El negocio del presente y el futuro



Hace unos días se difundió la noticia que el Agua se empezó a cotizar en la bolsa de Wall Street de Nueva York – - como un mercado de futuro, es decir, desde ya están asegurando la posibilidad de disponer del recurso natural para el uso privado convirtiéndolo en una mercancía transable que se obtiene sólo si se cuenta con el recurso suficiente.

Esto no es nuevo, puesto que es una práctica común en los campos norteamericanos, especialmente en el Estado de California, donde los agricultores venden o ceden sus derechos de usos del agua cuando no lo están requiriendo, claro está con la respectiva licencia o permiso por parte del Estado.


Si nos acogemos al concepto literal que trae la teoría del valor que expresa: “El valor subjetivo de un bien o servicio, ya sea natural o manufacturado, está determinado por la utilidad que genera el consumo para la satisfacción de una necesidad en particular…” visto esto, estamos frente al negocio del milenio, no del siglo, porque el agua como un bien es indispensable para la vida, satisfaciendo directa e indirectamente cuantiosas necesidades en los seres vivos, llegando a la conclusión que sin agua no hay vida.

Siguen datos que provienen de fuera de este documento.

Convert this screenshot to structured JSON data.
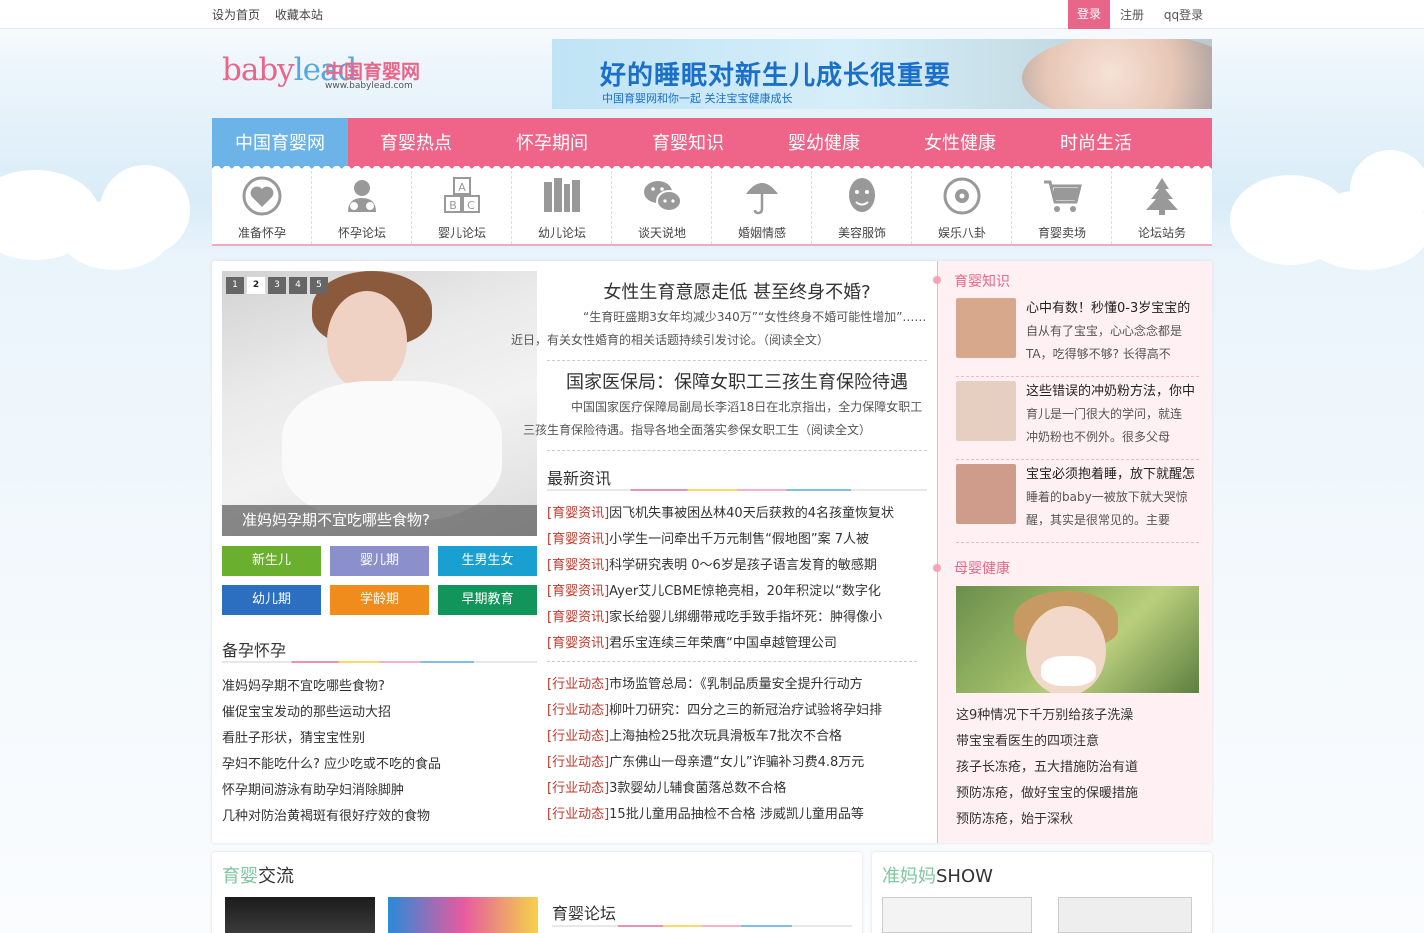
{
  "topbar": {
    "set_home": "设为首页",
    "bookmark": "收藏本站",
    "login": "登录",
    "register": "注册",
    "qq_login": "qq登录"
  },
  "logo": {
    "en_a": "baby",
    "en_b": "lead",
    "cn": "中国育婴网",
    "url": "www.babylead.com"
  },
  "banner": {
    "title": "好的睡眠对新生儿成长很重要",
    "subtitle": "中国育婴网和你一起  关注宝宝健康成长"
  },
  "nav": [
    "中国育婴网",
    "育婴热点",
    "怀孕期间",
    "育婴知识",
    "婴幼健康",
    "女性健康",
    "时尚生活"
  ],
  "icons": [
    {
      "label": "准备怀孕",
      "icon": "heart-icon"
    },
    {
      "label": "怀孕论坛",
      "icon": "baby-icon"
    },
    {
      "label": "婴儿论坛",
      "icon": "abc-blocks-icon"
    },
    {
      "label": "幼儿论坛",
      "icon": "books-icon"
    },
    {
      "label": "谈天说地",
      "icon": "chat-icon"
    },
    {
      "label": "婚姻情感",
      "icon": "umbrella-icon"
    },
    {
      "label": "美容服饰",
      "icon": "face-icon"
    },
    {
      "label": "娱乐八卦",
      "icon": "disc-icon"
    },
    {
      "label": "育婴卖场",
      "icon": "cart-icon"
    },
    {
      "label": "论坛站务",
      "icon": "tree-icon"
    }
  ],
  "slider": {
    "pages": [
      "1",
      "2",
      "3",
      "4",
      "5"
    ],
    "active": "2",
    "caption": "准妈妈孕期不宜吃哪些食物?"
  },
  "categories": [
    {
      "label": "新生儿",
      "color": "#6aaf2e"
    },
    {
      "label": "婴儿期",
      "color": "#8b8fcb"
    },
    {
      "label": "生男生女",
      "color": "#1a9fd1"
    },
    {
      "label": "幼儿期",
      "color": "#2c6fc0"
    },
    {
      "label": "学龄期",
      "color": "#f08c1c"
    },
    {
      "label": "早期教育",
      "color": "#11955a"
    }
  ],
  "prep": {
    "title": "备孕怀孕",
    "items": [
      "准妈妈孕期不宜吃哪些食物?",
      "催促宝宝发动的那些运动大招",
      "看肚子形状，猜宝宝性别",
      "孕妇不能吃什么? 应少吃或不吃的食品",
      "怀孕期间游泳有助孕妇消除脚肿",
      "几种对防治黄褐斑有很好疗效的食物"
    ]
  },
  "headline1": {
    "title": "女性生育意愿走低 甚至终身不婚?",
    "summary_a": "“生育旺盛期3女年均减少340万”“女性终身不婚可能性增加”……",
    "summary_b": "近日，有关女性婚育的相关话题持续引发讨论。（阅读全文）"
  },
  "headline2": {
    "title": "国家医保局：保障女职工三孩生育保险待遇",
    "summary_a": "中国国家医疗保障局副局长李滔18日在北京指出，全力保障女职工",
    "summary_b": "三孩生育保险待遇。指导各地全面落实参保女职工生（阅读全文）"
  },
  "latest": {
    "title": "最新资讯",
    "news": [
      {
        "tag": "[育婴资讯]",
        "text": "因飞机失事被困丛林40天后获救的4名孩童恢复状"
      },
      {
        "tag": "[育婴资讯]",
        "text": "小学生一问牵出千万元制售“假地图”案 7人被"
      },
      {
        "tag": "[育婴资讯]",
        "text": "科学研究表明 0～6岁是孩子语言发育的敏感期"
      },
      {
        "tag": "[育婴资讯]",
        "text": "Ayer艾儿CBME惊艳亮相，20年积淀以“数字化"
      },
      {
        "tag": "[育婴资讯]",
        "text": "家长给婴儿绑绷带戒吃手致手指坏死：肿得像小"
      },
      {
        "tag": "[育婴资讯]",
        "text": "君乐宝连续三年荣膺“中国卓越管理公司"
      }
    ],
    "industry": [
      {
        "tag": "[行业动态]",
        "text": "市场监管总局：《乳制品质量安全提升行动方"
      },
      {
        "tag": "[行业动态]",
        "text": "柳叶刀研究：四分之三的新冠治疗试验将孕妇排"
      },
      {
        "tag": "[行业动态]",
        "text": "上海抽检25批次玩具滑板车7批次不合格"
      },
      {
        "tag": "[行业动态]",
        "text": "广东佛山一母亲遭“女儿”诈骗补习费4.8万元"
      },
      {
        "tag": "[行业动态]",
        "text": "3款婴幼儿辅食菌落总数不合格"
      },
      {
        "tag": "[行业动态]",
        "text": "15批儿童用品抽检不合格 涉威凯儿童用品等"
      }
    ]
  },
  "knowledge": {
    "title": "育婴知识",
    "items": [
      {
        "title": "心中有数！秒懂0-3岁宝宝的",
        "l1": "自从有了宝宝，心心念念都是",
        "l2": "TA，吃得够不够? 长得高不",
        "thumb": "#d8a88c"
      },
      {
        "title": "这些错误的冲奶粉方法，你中",
        "l1": "育儿是一门很大的学问，就连",
        "l2": "冲奶粉也不例外。很多父母",
        "thumb": "#e6cfc0"
      },
      {
        "title": "宝宝必须抱着睡，放下就醒怎",
        "l1": "睡着的baby一被放下就大哭惊",
        "l2": "醒，其实是很常见的。主要",
        "thumb": "#cf9b8a"
      }
    ]
  },
  "health": {
    "title": "母婴健康",
    "items": [
      "这9种情况下千万别给孩子洗澡",
      "带宝宝看医生的四项注意",
      "孩子长冻疮，五大措施防治有道",
      "预防冻疮，做好宝宝的保暖措施",
      "预防冻疮，始于深秋"
    ]
  },
  "bottom": {
    "exchange_a": "育婴",
    "exchange_b": "交流",
    "forum": "育婴论坛",
    "show_a": "准妈妈",
    "show_b": "SHOW"
  }
}
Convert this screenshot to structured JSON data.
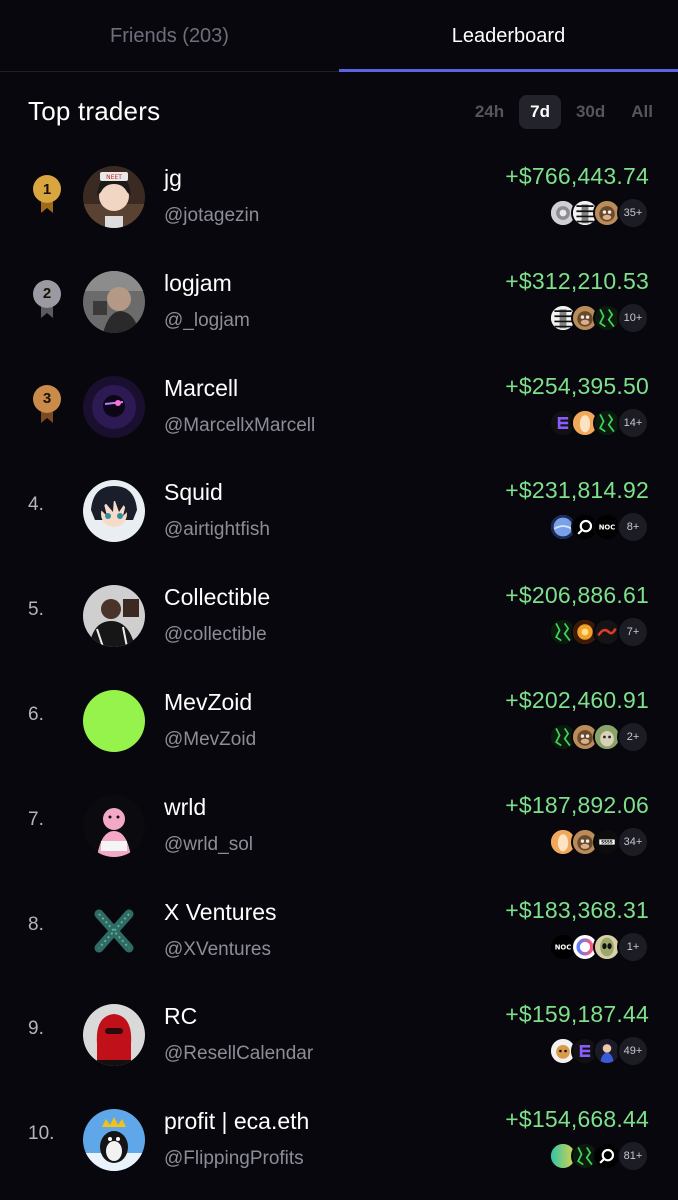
{
  "tabs": {
    "friends": "Friends (203)",
    "leaderboard": "Leaderboard"
  },
  "section_title": "Top traders",
  "periods": [
    "24h",
    "7d",
    "30d",
    "All"
  ],
  "active_period": "7d",
  "colors": {
    "profit": "#7ee08b",
    "accent": "#5a62e6",
    "gold": "#d9a53e",
    "silver": "#9a9aa3",
    "bronze": "#c98a4a"
  },
  "traders": [
    {
      "rank": "1",
      "name": "jg",
      "handle": "@jotagezin",
      "profit": "+$766,443.74",
      "more": "35+",
      "medal": "gold",
      "avatar": "anime-girl-avatar",
      "tokens": [
        "silver-coin-token",
        "bw-pattern-token",
        "monkey-token"
      ]
    },
    {
      "rank": "2",
      "name": "logjam",
      "handle": "@_logjam",
      "profit": "+$312,210.53",
      "more": "10+",
      "medal": "silver",
      "avatar": "man-photo-avatar",
      "tokens": [
        "bw-pattern-token",
        "monkey-token",
        "green-glitch-token"
      ]
    },
    {
      "rank": "3",
      "name": "Marcell",
      "handle": "@MarcellxMarcell",
      "profit": "+$254,395.50",
      "more": "14+",
      "medal": "bronze",
      "avatar": "glowing-eyes-avatar",
      "tokens": [
        "purple-logo-token",
        "orange-face-token",
        "green-glitch-token"
      ]
    },
    {
      "rank": "4.",
      "name": "Squid",
      "handle": "@airtightfish",
      "profit": "+$231,814.92",
      "more": "8+",
      "medal": "",
      "avatar": "anime-boy-avatar",
      "tokens": [
        "blue-planet-token",
        "ring-logo-token",
        "noc-token"
      ]
    },
    {
      "rank": "5.",
      "name": "Collectible",
      "handle": "@collectible",
      "profit": "+$206,886.61",
      "more": "7+",
      "medal": "",
      "avatar": "person-photo-avatar",
      "tokens": [
        "green-glitch-token",
        "fire-token",
        "red-logo-token"
      ]
    },
    {
      "rank": "6.",
      "name": "MevZoid",
      "handle": "@MevZoid",
      "profit": "+$202,460.91",
      "more": "2+",
      "medal": "",
      "avatar": "green-circle-avatar",
      "tokens": [
        "green-glitch-token",
        "monkey-token",
        "alien-cat-token"
      ]
    },
    {
      "rank": "7.",
      "name": "wrld",
      "handle": "@wrld_sol",
      "profit": "+$187,892.06",
      "more": "34+",
      "medal": "",
      "avatar": "pink-character-avatar",
      "tokens": [
        "orange-face-token",
        "monkey-token",
        "dark-logo-token"
      ]
    },
    {
      "rank": "8.",
      "name": "X Ventures",
      "handle": "@XVentures",
      "profit": "+$183,368.31",
      "more": "1+",
      "medal": "",
      "avatar": "x-logo-avatar",
      "tokens": [
        "noc-token",
        "gradient-ring-token",
        "alien-token"
      ]
    },
    {
      "rank": "9.",
      "name": "RC",
      "handle": "@ResellCalendar",
      "profit": "+$159,187.44",
      "more": "49+",
      "medal": "",
      "avatar": "red-mask-avatar",
      "tokens": [
        "dog-token",
        "purple-logo-token",
        "character-token"
      ]
    },
    {
      "rank": "10.",
      "name": "profit | eca.eth",
      "handle": "@FlippingProfits",
      "profit": "+$154,668.44",
      "more": "81+",
      "medal": "",
      "avatar": "crowned-penguin-avatar",
      "tokens": [
        "gradient-token",
        "green-glitch-token",
        "ring-logo-token"
      ]
    }
  ]
}
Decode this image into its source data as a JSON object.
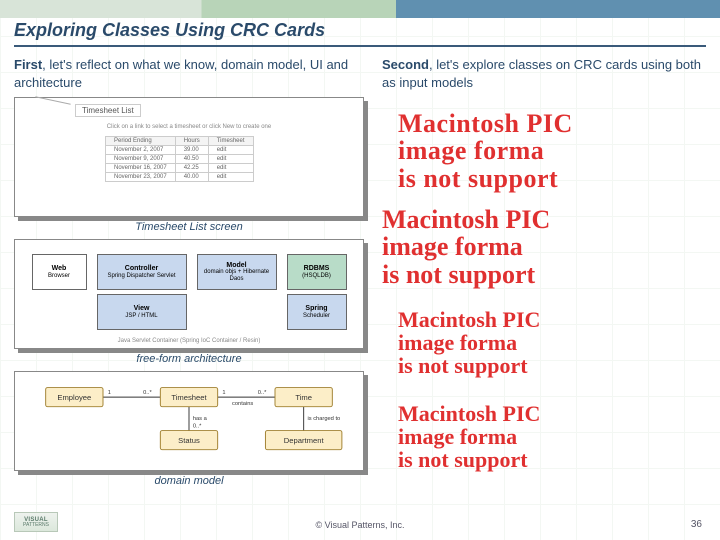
{
  "title": "Exploring Classes Using CRC Cards",
  "left": {
    "lead_bold": "First",
    "lead_rest": ", let's reflect on what we know, domain model, UI and architecture"
  },
  "right": {
    "lead_bold": "Second",
    "lead_rest": ", let's explore classes on CRC cards using both as input models"
  },
  "timesheet": {
    "title": "Timesheet List",
    "subtitle": "Click on a link to select a timesheet or click New to create one",
    "headers": [
      "Period Ending",
      "Hours",
      "Timesheet"
    ],
    "rows": [
      [
        "November 2, 2007",
        "39.00",
        "edit"
      ],
      [
        "November 9, 2007",
        "40.50",
        "edit"
      ],
      [
        "November 16, 2007",
        "42.25",
        "edit"
      ],
      [
        "November 23, 2007",
        "40.00",
        "edit"
      ]
    ],
    "caption": "Timesheet List screen"
  },
  "architecture": {
    "boxes": {
      "browser": {
        "title": "Web",
        "sub": "Browser"
      },
      "controller": {
        "title": "Controller",
        "sub": "Spring\nDispatcher Servlet"
      },
      "model": {
        "title": "Model",
        "sub": "domain objs +\nHibernate\nDaos"
      },
      "rdbms": {
        "title": "RDBMS",
        "sub": "(HSQLDB)"
      },
      "view": {
        "title": "View",
        "sub": "JSP / HTML"
      },
      "scheduler": {
        "title": "Spring",
        "sub": "Scheduler"
      }
    },
    "footer": "Java Servlet Container (Spring IoC Container / Resin)",
    "caption": "free-form architecture"
  },
  "domain": {
    "entities": {
      "employee": "Employee",
      "timesheet": "Timesheet",
      "time": "Time",
      "status": "Status",
      "department": "Department"
    },
    "assoc": {
      "emp_ts_left": "1",
      "emp_ts_right": "0..*",
      "ts_time_left": "1",
      "ts_time_right": "0..*",
      "ts_status": "has a",
      "ts_status_mult": "0..*",
      "time_dept": "is charged to",
      "contains": "contains"
    },
    "caption": "domain model"
  },
  "pict_error": {
    "l1": "Macintosh PIC",
    "l2": "image forma",
    "l3": "is not support"
  },
  "footer": "© Visual Patterns, Inc.",
  "page": "36",
  "logo": {
    "l1": "VISUAL",
    "l2": "PATTERNS"
  }
}
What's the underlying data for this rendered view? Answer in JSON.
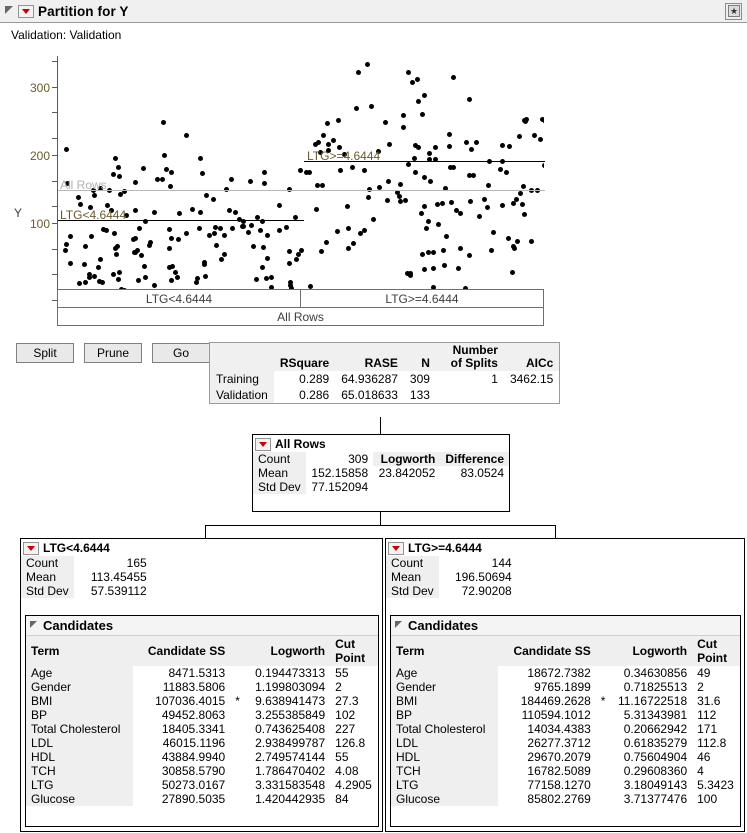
{
  "window": {
    "title": "Partition for Y",
    "disclosure_icon": "triangle-open-icon",
    "red_menu_icon": "red-triangle-menu-icon",
    "corner_button_icon": "window-restore-icon"
  },
  "validation": {
    "text": "Validation: Validation"
  },
  "plot": {
    "y_axis_label": "Y",
    "y_ticks": [
      "300",
      "200",
      "100"
    ],
    "fit_labels": {
      "all_rows": "All Rows",
      "left": "LTG<4.6444",
      "right": "LTG>=4.6444"
    },
    "split_bars": {
      "left": "LTG<4.6444",
      "right": "LTG>=4.6444",
      "root": "All Rows"
    }
  },
  "toolbar": {
    "split_label": "Split",
    "prune_label": "Prune",
    "go_label": "Go"
  },
  "fit_stats": {
    "columns": [
      "",
      "RSquare",
      "RASE",
      "N",
      "Number of Splits",
      "AICc"
    ],
    "rows": [
      {
        "label": "Training",
        "rsquare": "0.289",
        "rase": "64.936287",
        "n": "309",
        "splits": "1",
        "aicc": "3462.15"
      },
      {
        "label": "Validation",
        "rsquare": "0.286",
        "rase": "65.018633",
        "n": "133",
        "splits": "",
        "aicc": ""
      }
    ]
  },
  "tree": {
    "root": {
      "title": "All Rows",
      "count_label": "Count",
      "count_value": "309",
      "mean_label": "Mean",
      "mean_value": "152.15858",
      "sd_label": "Std Dev",
      "sd_value": "77.152094",
      "logworth_label": "Logworth",
      "logworth_value": "23.842052",
      "difference_label": "Difference",
      "difference_value": "83.0524"
    },
    "left": {
      "title": "LTG<4.6444",
      "count_label": "Count",
      "count_value": "165",
      "mean_label": "Mean",
      "mean_value": "113.45455",
      "sd_label": "Std Dev",
      "sd_value": "57.539112"
    },
    "right": {
      "title": "LTG>=4.6444",
      "count_label": "Count",
      "count_value": "144",
      "mean_label": "Mean",
      "mean_value": "196.50694",
      "sd_label": "Std Dev",
      "sd_value": "72.90208"
    }
  },
  "candidates_left": {
    "title": "Candidates",
    "columns": [
      "Term",
      "Candidate SS",
      "",
      "Logworth",
      "Cut Point"
    ],
    "rows": [
      {
        "term": "Age",
        "ss": "8471.5313",
        "star": "",
        "logworth": "0.194473313",
        "cut": "55"
      },
      {
        "term": "Gender",
        "ss": "11883.5806",
        "star": "",
        "logworth": "1.199803094",
        "cut": "2"
      },
      {
        "term": "BMI",
        "ss": "107036.4015",
        "star": "*",
        "logworth": "9.638941473",
        "cut": "27.3"
      },
      {
        "term": "BP",
        "ss": "49452.8063",
        "star": "",
        "logworth": "3.255385849",
        "cut": "102"
      },
      {
        "term": "Total Cholesterol",
        "ss": "18405.3341",
        "star": "",
        "logworth": "0.743625408",
        "cut": "227"
      },
      {
        "term": "LDL",
        "ss": "46015.1196",
        "star": "",
        "logworth": "2.938499787",
        "cut": "126.8"
      },
      {
        "term": "HDL",
        "ss": "43884.9940",
        "star": "",
        "logworth": "2.749574144",
        "cut": "55"
      },
      {
        "term": "TCH",
        "ss": "30858.5790",
        "star": "",
        "logworth": "1.786470402",
        "cut": "4.08"
      },
      {
        "term": "LTG",
        "ss": "50273.0167",
        "star": "",
        "logworth": "3.331583548",
        "cut": "4.2905"
      },
      {
        "term": "Glucose",
        "ss": "27890.5035",
        "star": "",
        "logworth": "1.420442935",
        "cut": "84"
      }
    ]
  },
  "candidates_right": {
    "title": "Candidates",
    "columns": [
      "Term",
      "Candidate SS",
      "",
      "Logworth",
      "Cut Point"
    ],
    "rows": [
      {
        "term": "Age",
        "ss": "18672.7382",
        "star": "",
        "logworth": "0.34630856",
        "cut": "49"
      },
      {
        "term": "Gender",
        "ss": "9765.1899",
        "star": "",
        "logworth": "0.71825513",
        "cut": "2"
      },
      {
        "term": "BMI",
        "ss": "184469.2628",
        "star": "*",
        "logworth": "11.16722518",
        "cut": "31.6"
      },
      {
        "term": "BP",
        "ss": "110594.1012",
        "star": "",
        "logworth": "5.31343981",
        "cut": "112"
      },
      {
        "term": "Total Cholesterol",
        "ss": "14034.4383",
        "star": "",
        "logworth": "0.20662942",
        "cut": "171"
      },
      {
        "term": "LDL",
        "ss": "26277.3712",
        "star": "",
        "logworth": "0.61835279",
        "cut": "112.8"
      },
      {
        "term": "HDL",
        "ss": "29670.2079",
        "star": "",
        "logworth": "0.75604904",
        "cut": "46"
      },
      {
        "term": "TCH",
        "ss": "16782.5089",
        "star": "",
        "logworth": "0.29608360",
        "cut": "4"
      },
      {
        "term": "LTG",
        "ss": "77158.1270",
        "star": "",
        "logworth": "3.18049143",
        "cut": "5.3423"
      },
      {
        "term": "Glucose",
        "ss": "85802.2769",
        "star": "",
        "logworth": "3.71377476",
        "cut": "100"
      }
    ]
  },
  "chart_data": {
    "type": "scatter",
    "title": "Partition for Y",
    "xlabel": "",
    "ylabel": "Y",
    "ylim": [
      25,
      360
    ],
    "yticks": [
      100,
      200,
      300
    ],
    "grid": false,
    "legend": null,
    "n_points": 309,
    "annotations": [
      {
        "text": "All Rows",
        "value": 152.15858,
        "type": "mean-line-all"
      },
      {
        "text": "LTG<4.6444",
        "value": 113.45455,
        "type": "mean-line-left",
        "x_range": [
          0,
          0.5
        ]
      },
      {
        "text": "LTG>=4.6444",
        "value": 196.50694,
        "type": "mean-line-right",
        "x_range": [
          0.5,
          1
        ]
      }
    ],
    "groups": [
      {
        "name": "LTG<4.6444",
        "count": 165,
        "mean": 113.45455,
        "std": 57.539112
      },
      {
        "name": "LTG>=4.6444",
        "count": 144,
        "mean": 196.50694,
        "std": 72.90208
      }
    ]
  }
}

Llama la atención esta noticia, por la experiencia reciente vivida en Arboletes los primeros meses del presente año, el cual será recordado por la escasez de agua y por los efectos de la pandemia del Covid 19 entre otros sucesos.


Aquí se vivió la especulación con los precios del agua.


Existió como ahora el distanciamiento social, los visitantes (turistas) se fueron por la falta del preciado líquido, se podía predecir quienes se habían bañado o no, aumentó el uso de desodorantes y lociones.


El sector hotelero en Arboletes este año ha tenido su mayor descalabro por escasez de agua y ahora por la pandemia.

La preocupación sigue latente porque viene otra vez el verano y no se sabe a ciencia cierta si la fuente actual de agua puede garantizar el servicio de acueducto de manera continua en los meses de sequía que se aproximan.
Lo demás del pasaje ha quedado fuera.